With a hybrid workplace, the office won’t often be at capacity, so there’s plenty of room to rethink how spaces can be set up.
“In one office, you have to provide different types of environments that go from community spaces where you're going to be connecting with people — which is why we're going to come back into the office — but also spaces for solo work, and where you can have private calls,” shared Albarran.
She defines these different spaces as “hot spaces”, which are loud, collaborative spaces, and “cold spaces”, where people can be heads-down. But Albarran also thinks about what falls in the middle. “That in-between space is really important. Open areas for collaboration, a warm-up or cool-down space outside of meeting spaces for that quick touch base before or after the meeting, and some targeted spaces for wellness as well.”
Hybrid meetings can be a little awkward. There’s discomfort being the only virtual attendee at a meeting, or the only person calling in from the office. And often there’s a bumpy first few minutes of setup while onsite employees can chat while a virtual attendee is being patched in, missing out on little snippets of conversation or even major decisions.

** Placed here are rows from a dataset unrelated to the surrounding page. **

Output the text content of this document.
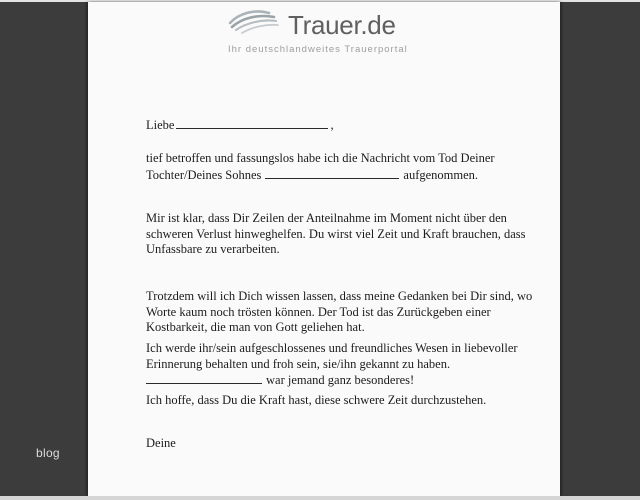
blog
Trauer.de
Ihr deutschlandweites Trauerportal
Liebe	,
tief betroffen und fassungslos habe ich die Nachricht vom Tod Deiner
Tochter/Deines Sohnes	aufgenommen.
Mir ist klar, dass Dir Zeilen der Anteilnahme im Moment nicht über den
schweren Verlust hinweghelfen. Du wirst viel Zeit und Kraft brauchen, dass
Unfassbare zu verarbeiten.
Trotzdem will ich Dich wissen lassen, dass meine Gedanken bei Dir sind, wo
Worte kaum noch trösten können. Der Tod ist das Zurückgeben einer
Kostbarkeit, die man von Gott geliehen hat.
Ich werde ihr/sein aufgeschlossenes und freundliches Wesen in liebevoller
Erinnerung behalten und froh sein, sie/ihn gekannt zu haben.
war jemand ganz besonderes!
Ich hoffe, dass Du die Kraft hast, diese schwere Zeit durchzustehen.
Deine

“Meeting spaces have to come with technology enabled so you can have a very successful hybrid meeting,” she said. Zoom, Google Meet, Owl Labs cameras, ROOM Phone Booths, and platforms like OfficeTogether can all facilitate this kind of collaboration and inclusion, she shared.
It’s also going to take practice to conduct meetings that are as inclusive as possible, she said, because hybrid work is here to stay. “Everybody needs to get used to this. We need to be more aware of the people that are not in the room and more respectful to them as well.”
After two years of working from home, employees are starting to make their way back to offices in order to connect with their teams, meet coworkers they’ve never met, and to feel the joys of camaraderie. And with hybrid work, they also get to keep some of the convenience of remote work.
“It's really nice to get together when we do get together,” says Albarran. “We're doing more of our Thursday drinks after the office and everybody stays afterwards because we haven't seen each other in so long. Being together again has been really nice — and being separate and then together again, there's an extra added understanding of the value of togetherness.”